The magnitude of the implications of leaving the EU are such that legal advisers need to work very closely with colleagues from other departments.  ‘Brexit shouldn’t be regarded as just a legal issue, it applies across the whole industry. Organisations such as Santander will have cross-functional working groups,’ Day says. On the passporting regime, she observes: ‘We would expect there to be an ongoing dialogue with the regulator as the negotiations proceed, so it is very early days.’

As Lord Justice Potter observed in Shamil Bank of Bahrain v Beximco Pharmaceuticals Ltd: ‘English law is a law commonly adopted internationally as the governing law for banking and commercial contracts.’ And it has long been a popular choice of law governing the standard documentation for derivatives transactions (ISDA Master Agreement).

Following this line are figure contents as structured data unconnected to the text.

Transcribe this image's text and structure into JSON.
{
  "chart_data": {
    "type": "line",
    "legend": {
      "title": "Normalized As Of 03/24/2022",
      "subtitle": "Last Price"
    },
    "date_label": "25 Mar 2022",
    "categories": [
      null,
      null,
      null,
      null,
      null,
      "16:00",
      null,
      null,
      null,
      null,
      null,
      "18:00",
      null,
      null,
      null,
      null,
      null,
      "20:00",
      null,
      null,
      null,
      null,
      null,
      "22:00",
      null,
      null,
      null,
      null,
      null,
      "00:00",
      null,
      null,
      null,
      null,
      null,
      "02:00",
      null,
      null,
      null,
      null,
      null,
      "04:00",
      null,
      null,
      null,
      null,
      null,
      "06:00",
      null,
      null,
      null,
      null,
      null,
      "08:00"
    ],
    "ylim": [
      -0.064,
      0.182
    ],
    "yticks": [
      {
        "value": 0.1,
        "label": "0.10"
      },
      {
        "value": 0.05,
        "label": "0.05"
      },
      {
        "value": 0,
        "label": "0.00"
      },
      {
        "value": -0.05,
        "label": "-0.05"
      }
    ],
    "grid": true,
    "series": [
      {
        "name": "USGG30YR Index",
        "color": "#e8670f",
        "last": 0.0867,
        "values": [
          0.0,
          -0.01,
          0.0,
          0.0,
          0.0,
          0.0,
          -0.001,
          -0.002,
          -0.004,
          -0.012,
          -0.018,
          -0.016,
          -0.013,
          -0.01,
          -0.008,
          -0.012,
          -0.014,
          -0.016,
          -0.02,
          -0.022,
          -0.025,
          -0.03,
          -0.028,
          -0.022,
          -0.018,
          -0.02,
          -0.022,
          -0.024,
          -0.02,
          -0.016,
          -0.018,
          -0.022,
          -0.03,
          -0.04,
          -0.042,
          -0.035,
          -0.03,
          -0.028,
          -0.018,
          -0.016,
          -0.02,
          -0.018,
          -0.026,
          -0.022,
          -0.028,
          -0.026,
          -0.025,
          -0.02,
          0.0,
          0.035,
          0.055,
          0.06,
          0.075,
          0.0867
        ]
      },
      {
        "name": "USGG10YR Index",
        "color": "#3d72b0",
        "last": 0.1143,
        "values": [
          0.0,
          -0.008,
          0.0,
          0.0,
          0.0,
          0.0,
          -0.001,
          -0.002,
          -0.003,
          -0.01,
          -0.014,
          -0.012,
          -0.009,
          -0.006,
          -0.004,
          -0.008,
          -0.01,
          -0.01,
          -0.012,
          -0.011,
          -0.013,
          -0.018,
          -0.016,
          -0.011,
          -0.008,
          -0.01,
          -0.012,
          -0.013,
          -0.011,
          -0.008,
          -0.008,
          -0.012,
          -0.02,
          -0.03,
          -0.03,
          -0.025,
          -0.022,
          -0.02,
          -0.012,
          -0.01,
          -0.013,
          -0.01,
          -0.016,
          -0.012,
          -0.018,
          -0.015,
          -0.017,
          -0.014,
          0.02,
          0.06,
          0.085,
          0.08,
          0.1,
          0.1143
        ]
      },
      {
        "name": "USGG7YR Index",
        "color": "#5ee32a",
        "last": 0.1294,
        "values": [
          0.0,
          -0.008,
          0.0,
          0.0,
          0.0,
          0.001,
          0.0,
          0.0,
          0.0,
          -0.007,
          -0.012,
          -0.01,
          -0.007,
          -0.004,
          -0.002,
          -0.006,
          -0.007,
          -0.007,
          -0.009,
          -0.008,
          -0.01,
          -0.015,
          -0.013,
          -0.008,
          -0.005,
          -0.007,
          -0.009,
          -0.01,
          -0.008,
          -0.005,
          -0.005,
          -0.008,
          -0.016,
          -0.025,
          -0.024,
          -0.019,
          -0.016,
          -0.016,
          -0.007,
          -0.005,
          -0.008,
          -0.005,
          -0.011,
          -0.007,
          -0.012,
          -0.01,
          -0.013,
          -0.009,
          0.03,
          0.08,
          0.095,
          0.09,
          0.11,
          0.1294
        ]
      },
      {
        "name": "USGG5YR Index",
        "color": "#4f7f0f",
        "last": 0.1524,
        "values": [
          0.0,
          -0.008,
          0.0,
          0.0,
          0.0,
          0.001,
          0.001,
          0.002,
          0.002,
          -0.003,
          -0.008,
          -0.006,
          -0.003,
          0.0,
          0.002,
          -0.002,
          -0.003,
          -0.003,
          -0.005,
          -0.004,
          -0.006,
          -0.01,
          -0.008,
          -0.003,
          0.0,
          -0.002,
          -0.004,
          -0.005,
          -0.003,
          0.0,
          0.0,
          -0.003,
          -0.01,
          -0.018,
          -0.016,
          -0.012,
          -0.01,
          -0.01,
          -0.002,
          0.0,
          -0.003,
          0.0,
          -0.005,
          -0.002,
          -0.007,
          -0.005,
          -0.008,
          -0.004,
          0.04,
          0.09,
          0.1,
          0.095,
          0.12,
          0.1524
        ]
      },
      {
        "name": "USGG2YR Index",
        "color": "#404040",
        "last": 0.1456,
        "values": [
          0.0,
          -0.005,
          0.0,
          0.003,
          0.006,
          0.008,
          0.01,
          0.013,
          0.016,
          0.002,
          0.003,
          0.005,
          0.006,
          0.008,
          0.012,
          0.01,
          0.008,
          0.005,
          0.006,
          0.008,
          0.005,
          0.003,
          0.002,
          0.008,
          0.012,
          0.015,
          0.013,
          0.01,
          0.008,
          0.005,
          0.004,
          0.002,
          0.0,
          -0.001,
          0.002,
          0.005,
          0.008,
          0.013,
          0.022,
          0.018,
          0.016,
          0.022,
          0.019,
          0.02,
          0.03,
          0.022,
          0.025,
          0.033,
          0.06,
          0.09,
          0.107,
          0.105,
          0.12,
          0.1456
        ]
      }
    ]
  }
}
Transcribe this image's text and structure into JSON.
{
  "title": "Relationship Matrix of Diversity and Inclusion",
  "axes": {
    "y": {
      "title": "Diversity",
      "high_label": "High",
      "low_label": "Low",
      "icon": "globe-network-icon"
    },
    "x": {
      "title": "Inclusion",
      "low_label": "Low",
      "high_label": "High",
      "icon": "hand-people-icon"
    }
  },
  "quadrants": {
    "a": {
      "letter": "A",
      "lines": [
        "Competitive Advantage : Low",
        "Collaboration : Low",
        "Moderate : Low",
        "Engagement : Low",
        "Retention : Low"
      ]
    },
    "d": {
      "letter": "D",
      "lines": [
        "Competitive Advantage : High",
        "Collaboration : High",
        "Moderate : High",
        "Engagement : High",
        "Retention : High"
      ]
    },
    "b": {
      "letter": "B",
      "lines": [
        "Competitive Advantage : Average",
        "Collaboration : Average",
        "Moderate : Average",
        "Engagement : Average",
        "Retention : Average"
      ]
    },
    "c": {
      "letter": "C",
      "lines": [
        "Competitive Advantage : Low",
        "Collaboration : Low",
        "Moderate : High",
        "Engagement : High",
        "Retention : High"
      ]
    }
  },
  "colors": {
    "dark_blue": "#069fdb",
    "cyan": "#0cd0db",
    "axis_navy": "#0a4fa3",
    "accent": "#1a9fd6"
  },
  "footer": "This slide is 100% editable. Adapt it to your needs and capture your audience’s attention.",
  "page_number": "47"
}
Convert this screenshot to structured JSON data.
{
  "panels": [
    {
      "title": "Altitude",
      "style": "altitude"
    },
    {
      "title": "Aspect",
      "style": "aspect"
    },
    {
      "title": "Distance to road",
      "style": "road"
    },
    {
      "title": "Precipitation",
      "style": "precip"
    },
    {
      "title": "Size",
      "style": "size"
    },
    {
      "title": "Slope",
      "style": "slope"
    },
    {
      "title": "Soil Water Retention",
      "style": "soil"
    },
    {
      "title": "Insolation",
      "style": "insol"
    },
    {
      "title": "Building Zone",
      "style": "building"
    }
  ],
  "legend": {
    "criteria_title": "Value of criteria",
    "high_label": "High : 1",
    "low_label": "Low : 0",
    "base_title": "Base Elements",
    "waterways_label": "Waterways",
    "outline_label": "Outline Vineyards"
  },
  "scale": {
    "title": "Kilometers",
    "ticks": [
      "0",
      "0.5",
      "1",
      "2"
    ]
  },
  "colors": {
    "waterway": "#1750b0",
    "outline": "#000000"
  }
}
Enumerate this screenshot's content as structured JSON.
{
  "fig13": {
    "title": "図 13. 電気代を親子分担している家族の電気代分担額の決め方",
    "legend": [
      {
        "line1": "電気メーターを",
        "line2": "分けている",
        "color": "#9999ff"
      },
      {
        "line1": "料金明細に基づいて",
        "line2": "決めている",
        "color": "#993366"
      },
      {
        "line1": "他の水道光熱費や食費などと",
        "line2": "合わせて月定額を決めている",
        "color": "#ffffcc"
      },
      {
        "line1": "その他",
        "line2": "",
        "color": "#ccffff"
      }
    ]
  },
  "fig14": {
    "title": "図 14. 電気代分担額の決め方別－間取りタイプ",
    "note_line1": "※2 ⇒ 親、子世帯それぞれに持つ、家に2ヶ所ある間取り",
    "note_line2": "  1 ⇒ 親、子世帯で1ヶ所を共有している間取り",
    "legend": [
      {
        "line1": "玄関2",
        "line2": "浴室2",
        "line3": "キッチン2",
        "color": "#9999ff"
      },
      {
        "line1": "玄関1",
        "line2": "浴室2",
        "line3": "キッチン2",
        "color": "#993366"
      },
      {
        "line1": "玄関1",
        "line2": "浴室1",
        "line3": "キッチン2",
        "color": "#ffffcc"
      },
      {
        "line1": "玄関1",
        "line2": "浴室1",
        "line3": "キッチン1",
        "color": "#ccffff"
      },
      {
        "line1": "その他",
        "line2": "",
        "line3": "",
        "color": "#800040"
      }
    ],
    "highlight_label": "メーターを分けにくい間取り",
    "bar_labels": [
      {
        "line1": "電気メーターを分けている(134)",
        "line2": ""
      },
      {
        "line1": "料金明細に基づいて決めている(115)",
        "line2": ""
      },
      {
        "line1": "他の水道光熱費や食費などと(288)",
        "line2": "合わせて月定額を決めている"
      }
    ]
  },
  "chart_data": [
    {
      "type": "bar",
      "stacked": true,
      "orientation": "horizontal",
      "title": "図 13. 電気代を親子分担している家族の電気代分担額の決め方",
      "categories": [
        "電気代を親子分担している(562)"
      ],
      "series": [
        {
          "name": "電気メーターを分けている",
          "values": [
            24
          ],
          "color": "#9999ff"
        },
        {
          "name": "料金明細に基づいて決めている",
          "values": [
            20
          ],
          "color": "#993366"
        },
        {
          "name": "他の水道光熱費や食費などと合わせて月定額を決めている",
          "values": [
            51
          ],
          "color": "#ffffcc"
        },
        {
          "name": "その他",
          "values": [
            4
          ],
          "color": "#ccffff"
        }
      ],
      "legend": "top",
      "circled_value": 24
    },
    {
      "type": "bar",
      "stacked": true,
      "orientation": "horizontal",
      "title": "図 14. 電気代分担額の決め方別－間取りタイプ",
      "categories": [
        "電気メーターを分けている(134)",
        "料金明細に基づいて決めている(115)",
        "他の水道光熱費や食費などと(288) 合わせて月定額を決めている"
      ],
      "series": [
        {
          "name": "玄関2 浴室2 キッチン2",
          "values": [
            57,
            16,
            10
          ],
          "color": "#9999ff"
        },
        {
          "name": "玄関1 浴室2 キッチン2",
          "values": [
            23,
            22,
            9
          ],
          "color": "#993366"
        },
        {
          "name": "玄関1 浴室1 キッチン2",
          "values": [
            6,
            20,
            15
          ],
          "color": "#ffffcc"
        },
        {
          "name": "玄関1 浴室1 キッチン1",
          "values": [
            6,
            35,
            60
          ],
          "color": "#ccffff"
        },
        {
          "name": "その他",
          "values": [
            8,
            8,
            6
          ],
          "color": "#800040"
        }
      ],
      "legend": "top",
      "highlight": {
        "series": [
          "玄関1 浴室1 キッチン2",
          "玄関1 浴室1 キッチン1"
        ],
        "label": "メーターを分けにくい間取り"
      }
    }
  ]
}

The EU system of recognition and enforcement of judgments in civil and commercial matters ensures that judgments obtained in one member state can be recognised and enforced in any other EU country. But a ‘critical’ issue is whether or not member states’ courts would continue to respect English jurisdiction clauses and enforce English judgments post-Brexit, according to Ashurst Spain partner Manuel López. International investors and funders are now questioning whether English law remains a good choice, especially for long-term banking contracts such as loans.

The mutual enforcement of judgments is one area that potentially affects litigators, says Hart, but he adds: ‘The reality is that German parties with judgments want to enforce those in England just as much as English litigating parties want to enforce their judgments in Europe, so I suspect there is no great advantage to either side in not having some transitional, or an ultimate, arrangement which reflects the current situation. I think it will be sorted out pretty easily and fairly swiftly in due course.’